Desert Trails by Xavier Ribas
Desert Trails (2012) is a series of photographs of the Atacama Desert taken mostly from the vantage points of slag heaps from abandoned nitrate works. The photographs show the disrupted surfaces of the desert around abandoned industrial sites, towns and ore fields. Technically and aesthetically, these images emulate late 19th- and early 20th-century landscape photographs of nitrate works, produced as records of investment by the nitrate producers themselves, or for propaganda purposes. Those historical photographs and photographic albums are now held in national libraries, archives and museums. They have become the official visual record of the nitrate industry.
The ruins, the slag heaps and the mounds of rejected stone piled up in the desert are the most distinctive elements in the landscape today. “The industrial structures of mining – writes Louise Purbrick – will always be abandoned. Dereliction cannot be avoided. When the mined material runs low, is too costly to extract or is no longer considered of value, the architecture of mining begins to empty of activity and soon stands as a monument of disuse. The ruins of the future are ever present.” The slag heaps of mining are topographic accidents that offer a blunt image of departed labor and of capitalist accumulation. They were made by the movement and the energy of the workers’ bodies, with the help of simple tools, like a pick and a shovel, shifting stone and refuse from one place to another.
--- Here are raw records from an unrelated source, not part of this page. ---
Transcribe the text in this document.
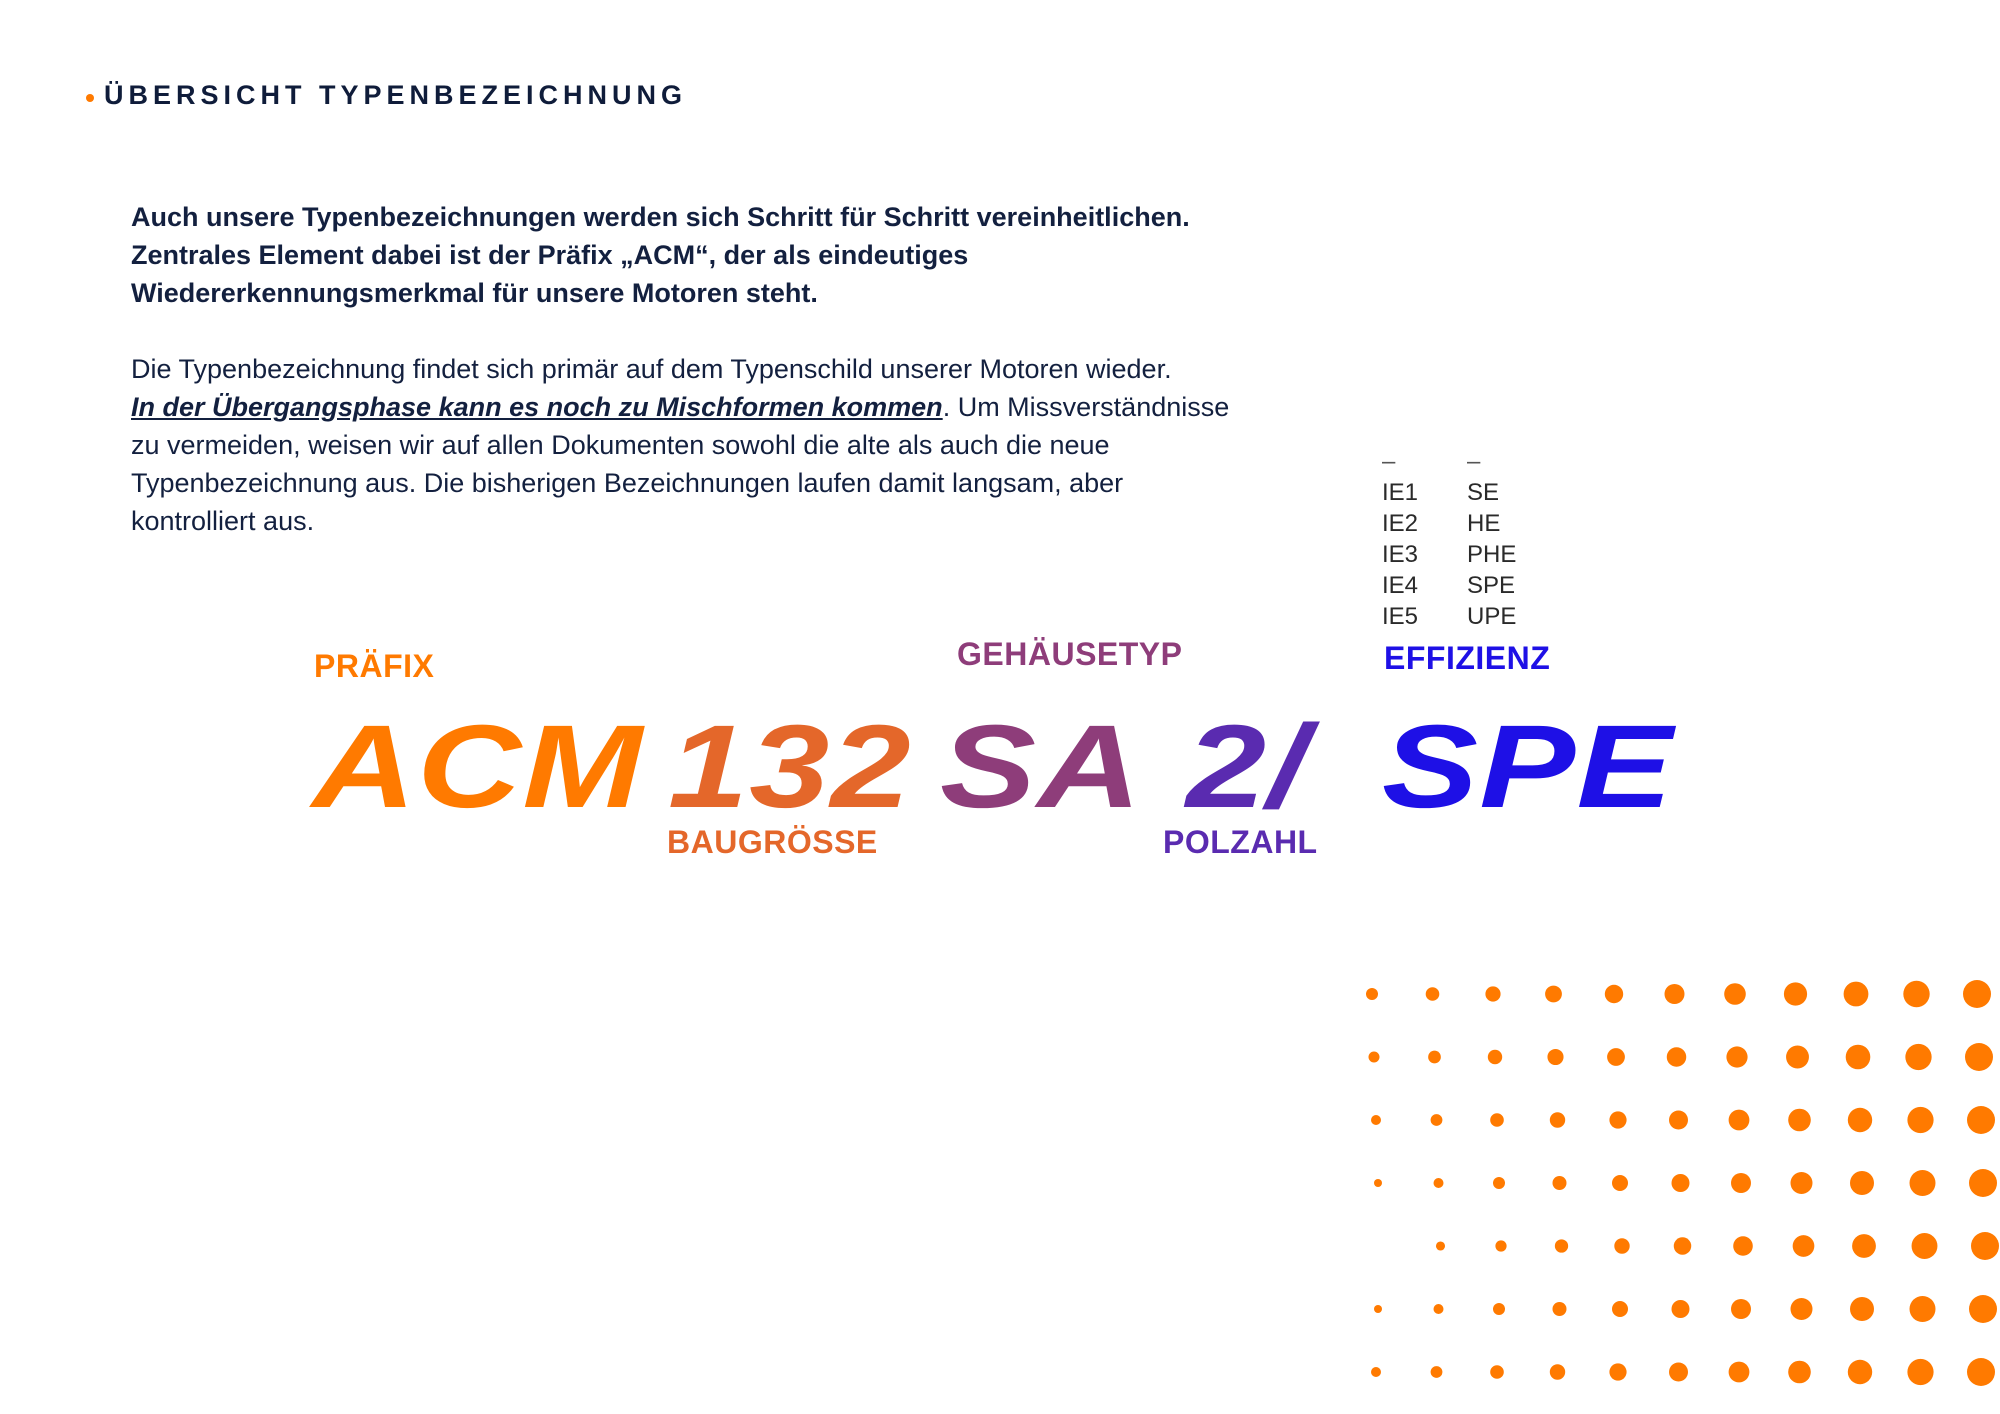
ÜBERSICHT TYPENBEZEICHNUNG

Auch unsere Typenbezeichnungen werden sich Schritt für Schritt vereinheitlichen.

Zentrales Element dabei ist der Präfix „ACM“, der als eindeutiges

Wiedererkennungsmerkmal für unsere Motoren steht.

Die Typenbezeichnung findet sich primär auf dem Typenschild unserer Motoren wieder.
In der Übergangsphase kann es noch zu Mischformen kommen. Um Missverständnisse
zu vermeiden, weisen wir auf allen Dokumenten sowohl die alte als auch die neue
Typenbezeichnung aus. Die bisherigen Bezeichnungen laufen damit langsam, aber
kontrolliert aus.
–	–
IE1	SE
IE2	HE
IE3	PHE
IE4	SPE
IE5	UPE
PRÄFIX	GEHÄUSETYP	EFFIZIENZ
BAUGRÖSSE	POLZAHL
ACM 132 SA 2/ SPE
The mounds themselves, as Michael Taussig writes in My Cocaine Museum, “are bodies made by hand […] a miraculous glimpse into the shaping of nature by the human hand, a monument to man’s domination over nature through his domination over others, an archive of national history.” The mounds of stone and refuse visible in this landscape today may provide a restitution of the absent bodies of the workers, barely visible in the old photographs.